The speech that is converted to equivalent text in dashboard 2 (transcriber interface) will be selected, long pauses will be identified, text vocabularies will be divided over the length of the audio after extracting long pauses, and vocabularies will be embedded in the correct time frame with no pauses. As we know, the manual captioning is labor intensive. Therefore, this solution will have a significant impact on the system performance.

Research Questions and Evaluation Methods

Our research questions involve the effectiveness of using captioning to improve outcomes, as follows:

  1. 1.

    Does the integration of accessible STEM videos improve study skills for students with disabilities in STEM programs?

  2. 2.

    Does the integration of accessible STEM videos improve student grade point averages for students with disabilities in STEM programs?

  3. 3.

    Does the integration of accessible STEM videos increase student persistence in STEM programs among students with disabilities?

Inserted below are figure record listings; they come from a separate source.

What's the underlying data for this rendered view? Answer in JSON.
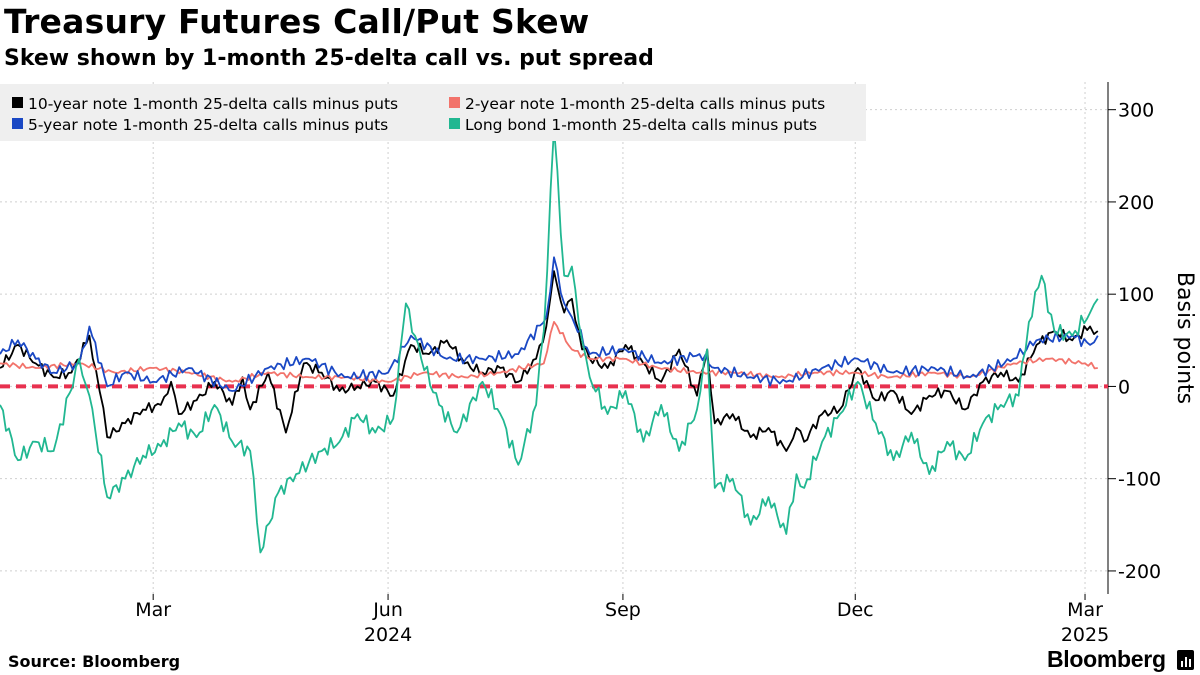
{
  "title": "Treasury Futures Call/Put Skew",
  "subtitle": "Skew shown by 1-month 25-delta call vs. put spread",
  "source": "Source: Bloomberg",
  "brand": "Bloomberg",
  "chart_data": {
    "type": "line",
    "ylabel": "Basis points",
    "ylim": [
      -225,
      330
    ],
    "yticks": [
      -200,
      -100,
      0,
      100,
      200,
      300
    ],
    "ytick_labels": [
      "-200",
      "-100",
      "0",
      "100",
      "200",
      "300"
    ],
    "x_domain": [
      "2024-01-01",
      "2025-03-10"
    ],
    "month_ticks": [
      {
        "date": "2024-03-01",
        "label": "Mar"
      },
      {
        "date": "2024-06-01",
        "label": "Jun"
      },
      {
        "date": "2024-09-01",
        "label": "Sep"
      },
      {
        "date": "2024-12-01",
        "label": "Dec"
      },
      {
        "date": "2025-03-01",
        "label": "Mar"
      }
    ],
    "year_ticks": [
      {
        "date": "2024-06-01",
        "label": "2024"
      },
      {
        "date": "2025-03-01",
        "label": "2025"
      }
    ],
    "reference_line": {
      "value": 0,
      "color": "#e8314f"
    },
    "legend_position": "top-left",
    "colors": {
      "ten_year": "#000000",
      "two_year": "#f2736b",
      "five_year": "#1a48c4",
      "long_bond": "#21b791"
    },
    "series": [
      {
        "name": "10-year note 1-month 25-delta calls minus puts",
        "color": "#000000",
        "points": [
          [
            "2024-01-01",
            20
          ],
          [
            "2024-01-08",
            45
          ],
          [
            "2024-01-15",
            25
          ],
          [
            "2024-01-22",
            10
          ],
          [
            "2024-01-29",
            15
          ],
          [
            "2024-02-05",
            55
          ],
          [
            "2024-02-09",
            -5
          ],
          [
            "2024-02-12",
            -55
          ],
          [
            "2024-02-19",
            -40
          ],
          [
            "2024-02-26",
            -25
          ],
          [
            "2024-03-04",
            -20
          ],
          [
            "2024-03-08",
            5
          ],
          [
            "2024-03-11",
            -30
          ],
          [
            "2024-03-18",
            -15
          ],
          [
            "2024-03-25",
            5
          ],
          [
            "2024-04-01",
            -20
          ],
          [
            "2024-04-05",
            10
          ],
          [
            "2024-04-08",
            -25
          ],
          [
            "2024-04-15",
            15
          ],
          [
            "2024-04-22",
            -50
          ],
          [
            "2024-04-29",
            25
          ],
          [
            "2024-05-06",
            15
          ],
          [
            "2024-05-13",
            -5
          ],
          [
            "2024-05-20",
            0
          ],
          [
            "2024-05-27",
            5
          ],
          [
            "2024-06-03",
            -10
          ],
          [
            "2024-06-10",
            45
          ],
          [
            "2024-06-17",
            35
          ],
          [
            "2024-06-24",
            50
          ],
          [
            "2024-07-01",
            25
          ],
          [
            "2024-07-08",
            15
          ],
          [
            "2024-07-15",
            20
          ],
          [
            "2024-07-22",
            5
          ],
          [
            "2024-07-29",
            30
          ],
          [
            "2024-08-02",
            65
          ],
          [
            "2024-08-05",
            125
          ],
          [
            "2024-08-09",
            80
          ],
          [
            "2024-08-12",
            95
          ],
          [
            "2024-08-16",
            40
          ],
          [
            "2024-08-19",
            30
          ],
          [
            "2024-08-26",
            20
          ],
          [
            "2024-09-02",
            45
          ],
          [
            "2024-09-09",
            25
          ],
          [
            "2024-09-16",
            5
          ],
          [
            "2024-09-23",
            40
          ],
          [
            "2024-09-30",
            -10
          ],
          [
            "2024-10-04",
            40
          ],
          [
            "2024-10-07",
            -40
          ],
          [
            "2024-10-14",
            -30
          ],
          [
            "2024-10-21",
            -55
          ],
          [
            "2024-10-28",
            -45
          ],
          [
            "2024-11-04",
            -70
          ],
          [
            "2024-11-08",
            -45
          ],
          [
            "2024-11-11",
            -60
          ],
          [
            "2024-11-18",
            -30
          ],
          [
            "2024-11-25",
            -25
          ],
          [
            "2024-12-02",
            20
          ],
          [
            "2024-12-09",
            -15
          ],
          [
            "2024-12-16",
            -5
          ],
          [
            "2024-12-23",
            -30
          ],
          [
            "2024-12-30",
            -10
          ],
          [
            "2025-01-06",
            -5
          ],
          [
            "2025-01-13",
            -25
          ],
          [
            "2025-01-20",
            5
          ],
          [
            "2025-01-27",
            15
          ],
          [
            "2025-02-03",
            5
          ],
          [
            "2025-02-10",
            45
          ],
          [
            "2025-02-17",
            60
          ],
          [
            "2025-02-24",
            50
          ],
          [
            "2025-03-03",
            65
          ],
          [
            "2025-03-06",
            60
          ]
        ]
      },
      {
        "name": "2-year note 1-month 25-delta calls minus puts",
        "color": "#f2736b",
        "points": [
          [
            "2024-01-01",
            25
          ],
          [
            "2024-01-15",
            20
          ],
          [
            "2024-02-01",
            25
          ],
          [
            "2024-02-15",
            15
          ],
          [
            "2024-03-01",
            20
          ],
          [
            "2024-03-15",
            15
          ],
          [
            "2024-04-01",
            5
          ],
          [
            "2024-04-15",
            15
          ],
          [
            "2024-05-01",
            10
          ],
          [
            "2024-05-15",
            10
          ],
          [
            "2024-06-01",
            5
          ],
          [
            "2024-06-15",
            15
          ],
          [
            "2024-07-01",
            10
          ],
          [
            "2024-07-15",
            15
          ],
          [
            "2024-08-01",
            25
          ],
          [
            "2024-08-05",
            70
          ],
          [
            "2024-08-12",
            40
          ],
          [
            "2024-08-19",
            30
          ],
          [
            "2024-09-01",
            30
          ],
          [
            "2024-09-15",
            20
          ],
          [
            "2024-10-01",
            15
          ],
          [
            "2024-10-15",
            15
          ],
          [
            "2024-11-01",
            10
          ],
          [
            "2024-11-15",
            15
          ],
          [
            "2024-12-01",
            15
          ],
          [
            "2024-12-15",
            10
          ],
          [
            "2025-01-01",
            15
          ],
          [
            "2025-01-15",
            10
          ],
          [
            "2025-02-01",
            25
          ],
          [
            "2025-02-15",
            30
          ],
          [
            "2025-03-01",
            25
          ],
          [
            "2025-03-06",
            20
          ]
        ]
      },
      {
        "name": "5-year note 1-month 25-delta calls minus puts",
        "color": "#1a48c4",
        "points": [
          [
            "2024-01-01",
            35
          ],
          [
            "2024-01-08",
            50
          ],
          [
            "2024-01-15",
            30
          ],
          [
            "2024-01-22",
            15
          ],
          [
            "2024-02-01",
            25
          ],
          [
            "2024-02-05",
            65
          ],
          [
            "2024-02-12",
            0
          ],
          [
            "2024-02-19",
            15
          ],
          [
            "2024-03-01",
            5
          ],
          [
            "2024-03-15",
            20
          ],
          [
            "2024-04-01",
            -5
          ],
          [
            "2024-04-15",
            20
          ],
          [
            "2024-05-01",
            30
          ],
          [
            "2024-05-15",
            10
          ],
          [
            "2024-06-01",
            15
          ],
          [
            "2024-06-10",
            55
          ],
          [
            "2024-06-24",
            30
          ],
          [
            "2024-07-08",
            30
          ],
          [
            "2024-07-22",
            35
          ],
          [
            "2024-08-02",
            75
          ],
          [
            "2024-08-05",
            140
          ],
          [
            "2024-08-09",
            90
          ],
          [
            "2024-08-12",
            75
          ],
          [
            "2024-08-19",
            35
          ],
          [
            "2024-09-02",
            40
          ],
          [
            "2024-09-16",
            25
          ],
          [
            "2024-10-01",
            35
          ],
          [
            "2024-10-07",
            20
          ],
          [
            "2024-10-21",
            10
          ],
          [
            "2024-11-04",
            5
          ],
          [
            "2024-11-18",
            20
          ],
          [
            "2024-12-02",
            30
          ],
          [
            "2024-12-16",
            15
          ],
          [
            "2025-01-01",
            20
          ],
          [
            "2025-01-15",
            10
          ],
          [
            "2025-02-01",
            30
          ],
          [
            "2025-02-10",
            50
          ],
          [
            "2025-02-24",
            55
          ],
          [
            "2025-03-03",
            45
          ],
          [
            "2025-03-06",
            55
          ]
        ]
      },
      {
        "name": "Long bond 1-month 25-delta calls minus puts",
        "color": "#21b791",
        "points": [
          [
            "2024-01-01",
            -20
          ],
          [
            "2024-01-08",
            -80
          ],
          [
            "2024-01-15",
            -60
          ],
          [
            "2024-01-22",
            -70
          ],
          [
            "2024-02-01",
            30
          ],
          [
            "2024-02-05",
            -10
          ],
          [
            "2024-02-12",
            -120
          ],
          [
            "2024-02-19",
            -100
          ],
          [
            "2024-02-26",
            -75
          ],
          [
            "2024-03-04",
            -65
          ],
          [
            "2024-03-11",
            -40
          ],
          [
            "2024-03-18",
            -55
          ],
          [
            "2024-03-25",
            -20
          ],
          [
            "2024-04-01",
            -60
          ],
          [
            "2024-04-08",
            -70
          ],
          [
            "2024-04-12",
            -180
          ],
          [
            "2024-04-19",
            -115
          ],
          [
            "2024-04-26",
            -95
          ],
          [
            "2024-05-06",
            -70
          ],
          [
            "2024-05-13",
            -60
          ],
          [
            "2024-05-20",
            -30
          ],
          [
            "2024-05-27",
            -50
          ],
          [
            "2024-06-03",
            -35
          ],
          [
            "2024-06-08",
            90
          ],
          [
            "2024-06-14",
            30
          ],
          [
            "2024-06-21",
            -20
          ],
          [
            "2024-06-28",
            -50
          ],
          [
            "2024-07-08",
            5
          ],
          [
            "2024-07-15",
            -30
          ],
          [
            "2024-07-22",
            -85
          ],
          [
            "2024-07-29",
            -20
          ],
          [
            "2024-08-01",
            60
          ],
          [
            "2024-08-05",
            280
          ],
          [
            "2024-08-09",
            120
          ],
          [
            "2024-08-12",
            130
          ],
          [
            "2024-08-16",
            50
          ],
          [
            "2024-08-19",
            10
          ],
          [
            "2024-08-26",
            -30
          ],
          [
            "2024-09-02",
            -5
          ],
          [
            "2024-09-09",
            -60
          ],
          [
            "2024-09-16",
            -20
          ],
          [
            "2024-09-23",
            -70
          ],
          [
            "2024-09-30",
            -25
          ],
          [
            "2024-10-04",
            40
          ],
          [
            "2024-10-07",
            -110
          ],
          [
            "2024-10-14",
            -100
          ],
          [
            "2024-10-21",
            -150
          ],
          [
            "2024-10-28",
            -120
          ],
          [
            "2024-11-04",
            -160
          ],
          [
            "2024-11-08",
            -95
          ],
          [
            "2024-11-11",
            -110
          ],
          [
            "2024-11-18",
            -60
          ],
          [
            "2024-11-25",
            -30
          ],
          [
            "2024-12-02",
            5
          ],
          [
            "2024-12-09",
            -40
          ],
          [
            "2024-12-16",
            -80
          ],
          [
            "2024-12-23",
            -50
          ],
          [
            "2024-12-30",
            -95
          ],
          [
            "2025-01-06",
            -60
          ],
          [
            "2025-01-13",
            -80
          ],
          [
            "2025-01-20",
            -40
          ],
          [
            "2025-01-27",
            -20
          ],
          [
            "2025-02-03",
            -10
          ],
          [
            "2025-02-07",
            70
          ],
          [
            "2025-02-12",
            120
          ],
          [
            "2025-02-17",
            60
          ],
          [
            "2025-02-24",
            55
          ],
          [
            "2025-03-03",
            80
          ],
          [
            "2025-03-06",
            95
          ]
        ]
      }
    ]
  }
}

Conclusion and Future Work

We presented a UVC infrastructure that provides a universal online model for video captioning to accommodate the unprecedented growth of video lectures. The UVC platform can serve as a repository for uploading videos and scripts. Captions can be automatically embedded inside educational videos using an enhanced and extended web-based version of our current software, to accommodate a variety of video formats. STEM teachers will be able to use the online UVC platform to upload audio and video and will receive a notification to download the original multimedia with synchronized captions and the transcript.

The proposed platform promises to (1) promote better opportunities for students with disabilities in STEM programs to understand their materials and (2) open new avenues for research on students’ learning styles. The combination of online resources can foster our understanding of how students with disabilities benefit from the online learning and how they collaborate with their teachers.

After the implementation phase, we plan to measure the impact and effectiveness of adding captioning in educational videos on studying, grades, and persistence for individuals with disabilities compared to non-captioned videos (quasi-experiments). This will increase our understanding of students with disabilities in STEM programs and will shed light on their diverse talents and ways of learning. By transforming the online components of STEM education, we hope to help enhance career opportunities for students with disabilities.